Both of the upcoming consoles have made some impressive jumps on the memory bandwidth and SSD fronts which will drastically improve gamers experiences. In practice, it should mean further draw distances and less texture popping for more immersive worlds, and less breaks in the action when doing things like “fast travelling” (something console gamers know is more like snail travelling currently…)

Sony’s upcoming console has the edge here with its 825GB SSD touting a blistering 5.5GB/s of performance. The Series X has a slightly higher capacity 1TB SSD but with less than half of the throughput at 2.4GB/s. Both are greatly improved over their predecessors, but you’d probably expect loading times to be either eliminated – or close to – in more cases on the PS5 while Series X gamers may need to practice a bit more patience.

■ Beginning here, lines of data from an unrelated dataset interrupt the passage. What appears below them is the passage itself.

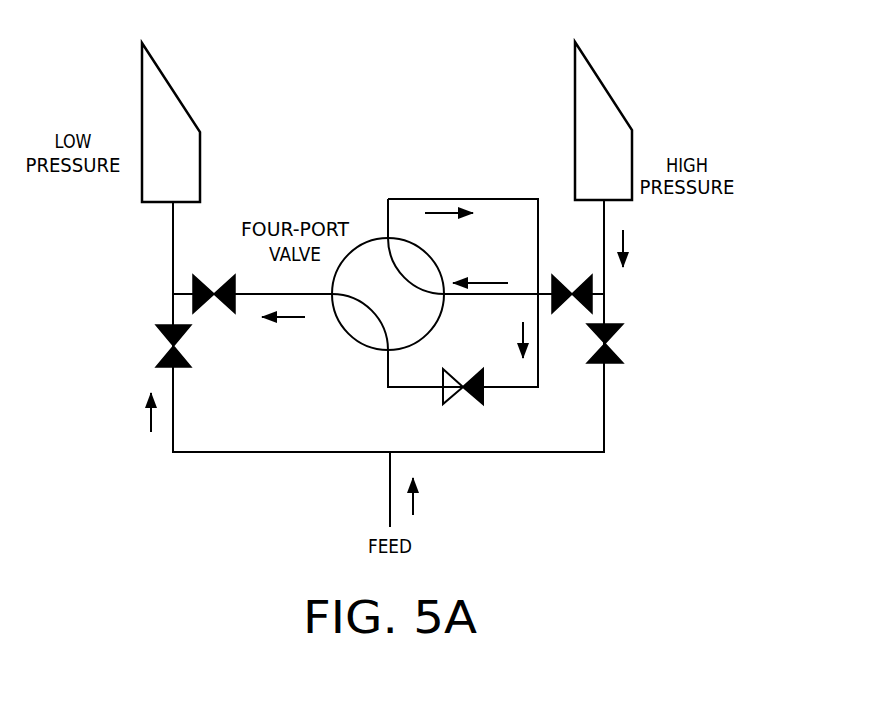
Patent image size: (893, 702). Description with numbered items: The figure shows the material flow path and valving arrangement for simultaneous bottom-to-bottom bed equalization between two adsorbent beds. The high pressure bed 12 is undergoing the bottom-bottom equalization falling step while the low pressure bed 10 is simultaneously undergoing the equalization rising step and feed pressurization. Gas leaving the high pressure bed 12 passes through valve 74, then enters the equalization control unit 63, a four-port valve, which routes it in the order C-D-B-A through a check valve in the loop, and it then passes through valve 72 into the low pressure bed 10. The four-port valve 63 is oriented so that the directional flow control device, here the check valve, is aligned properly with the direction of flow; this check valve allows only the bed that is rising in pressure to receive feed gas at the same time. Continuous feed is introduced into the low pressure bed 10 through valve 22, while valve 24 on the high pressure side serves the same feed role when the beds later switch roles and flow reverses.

The bed 10 is at (200, 157).
The bed 12 is at (632, 137).
The valve 22 is at (165, 344).
The valve 24 is at (620, 338).
The equalization control unit 63 is at (380, 238).
The valve 72 is at (200, 277).
The valve 74 is at (582, 280).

While the Xbox Series X has DLI as one of its killer features, Sony is doing some interesting work in the often forgotten but vital area of audio.

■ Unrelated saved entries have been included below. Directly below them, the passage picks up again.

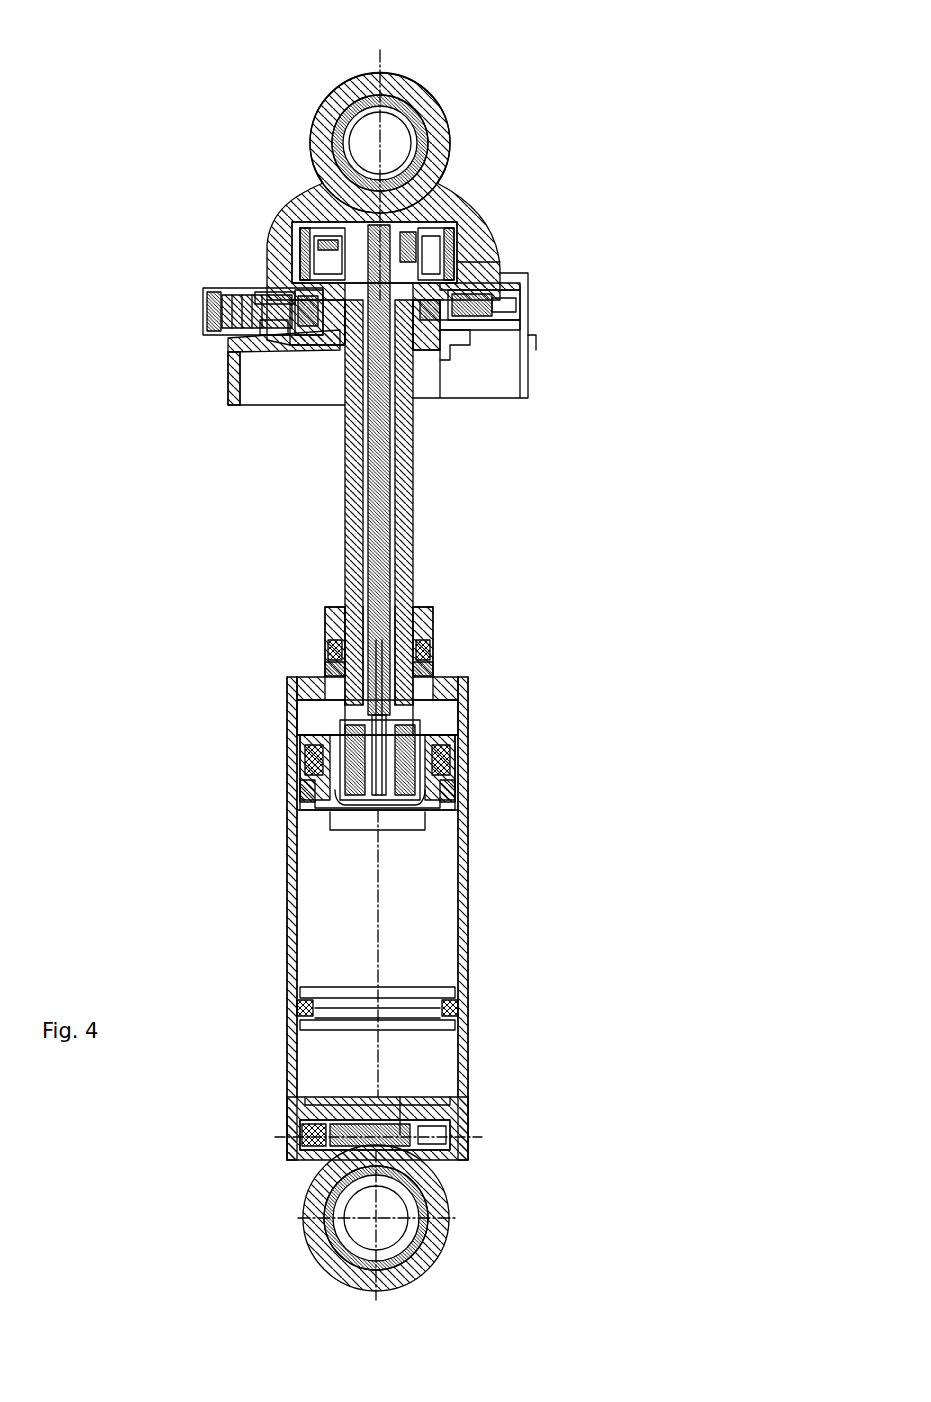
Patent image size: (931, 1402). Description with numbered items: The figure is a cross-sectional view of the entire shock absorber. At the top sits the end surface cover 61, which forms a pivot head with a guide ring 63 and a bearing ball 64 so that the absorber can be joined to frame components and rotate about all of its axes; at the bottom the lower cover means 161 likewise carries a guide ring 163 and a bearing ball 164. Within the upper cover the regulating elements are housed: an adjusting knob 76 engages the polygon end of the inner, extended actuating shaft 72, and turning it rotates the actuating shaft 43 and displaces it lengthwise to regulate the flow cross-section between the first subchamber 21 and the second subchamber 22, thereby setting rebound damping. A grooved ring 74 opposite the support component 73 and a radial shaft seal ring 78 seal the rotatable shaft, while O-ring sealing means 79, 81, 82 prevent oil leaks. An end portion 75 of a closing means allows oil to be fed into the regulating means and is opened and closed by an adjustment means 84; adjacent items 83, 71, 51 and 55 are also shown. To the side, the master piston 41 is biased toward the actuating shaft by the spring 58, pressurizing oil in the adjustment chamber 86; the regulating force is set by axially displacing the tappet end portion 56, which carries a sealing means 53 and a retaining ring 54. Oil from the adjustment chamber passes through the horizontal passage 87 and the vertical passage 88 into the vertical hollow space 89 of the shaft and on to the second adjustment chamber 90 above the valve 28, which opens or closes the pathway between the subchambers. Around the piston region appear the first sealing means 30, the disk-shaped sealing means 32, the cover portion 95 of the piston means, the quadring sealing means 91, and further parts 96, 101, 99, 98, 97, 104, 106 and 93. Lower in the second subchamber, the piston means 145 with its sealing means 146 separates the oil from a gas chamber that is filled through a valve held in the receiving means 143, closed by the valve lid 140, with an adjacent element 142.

The master piston 41 is at (268, 268).
The seal carrier 51 is at (300, 232).
The seal 55 is at (330, 240).
The end surface cover 61 is at (370, 228).
The guide ring 63 is at (388, 226).
The bearing ball 64 is at (408, 240).
The retainer 71 is at (435, 252).
The inner extended actuating shaft 72 is at (450, 250).
The grooved ring 74 is at (465, 250).
The adjusting knob 76 is at (475, 262).
The radial shaft seal ring 78 is at (488, 270).
The support component 73 is at (500, 275).
The sealing means 79 is at (505, 288).
The end portion of closing means 75 is at (520, 295).
The passage 83 is at (508, 322).
The adjustment means 84 is at (512, 345).
The sealing means 81 is at (445, 325).
The sealing means 53 is at (270, 272).
The retaining ring 54 is at (248, 292).
The end portion (tappet) 56 is at (240, 300).
The biasing means (spring) 58 is at (212, 312).
The adjustment chamber 86 is at (248, 340).
The sealing means 82 is at (238, 368).
The horizontal passage 87 is at (352, 395).
The actuating shaft 43 is at (352, 508).
The vertical passage 88 is at (382, 480).
The rod guide 96 is at (330, 622).
The seal ring 101 is at (335, 658).
The guide flange 99 is at (312, 698).
The first sealing means 30 is at (300, 714).
The valve housing 98 is at (300, 738).
The seal 97 is at (305, 752).
The valve 28 is at (316, 790).
The cover portion of piston means 95 is at (340, 802).
The rod passage 104 is at (432, 650).
The vertical hollow space 89 is at (430, 672).
The first subchamber 21 is at (468, 700).
The partition 106 is at (460, 730).
The sealing means (quadring) 91 is at (455, 762).
The ring 93 is at (468, 795).
The disk-shaped sealing means 32 is at (478, 806).
The second adjustment chamber 90 is at (440, 826).
The second subchamber 22 is at (430, 812).
The sealing means 146 is at (470, 1013).
The piston means 145 is at (420, 1016).
The valve lid 140 is at (283, 1138).
The valve member 142 is at (295, 1160).
The receiving means 143 is at (308, 1163).
The lower cover means 161 is at (425, 1265).
The guide ring 163 is at (440, 1253).
The bearing ball 164 is at (440, 1213).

The so-called “Tempest Engine” is a hardware chip in the PS5 that’s effectively a re-engineered AMD GPU compute unit and helps to offer truly 3D audio supporting “hundreds of sources” regardless of whether the gamer is using headphones, TV speakers, a surround system, or any other audio setup.

Based on work conducted for PlayStation VR, the 3D audio delivered by the Tempest Engine will require setting up optimal settings for each person based on their ear and head shape. Five profiles will be available at launch based on findings from 100 people but Sony envisions possibly one day asking people to upload photos of their ears for true personalisation.

Spencer praised the PS5’s audio technology on a recent IGN Unlocked podcast along with his other feelings on the rival console:

“Mark [Cerny, PlayStation system architect] and the team did some really good work on the audio processing that they talked about, their SSD technology is impressive, we like that.

We saw the work that they did but we took a holistic view on our platform from CPU, to GPU, to RAM, to throughput, velocity architecture, latency. It took us years to get to this point … but I will say, when we finally saw the public disclosure, I felt even better about the choices that we made on our platform.”

The next-generation of consoles will, coronavirus-permitting, launch in time to be under Christmas trees this year (hopefully, including mine.)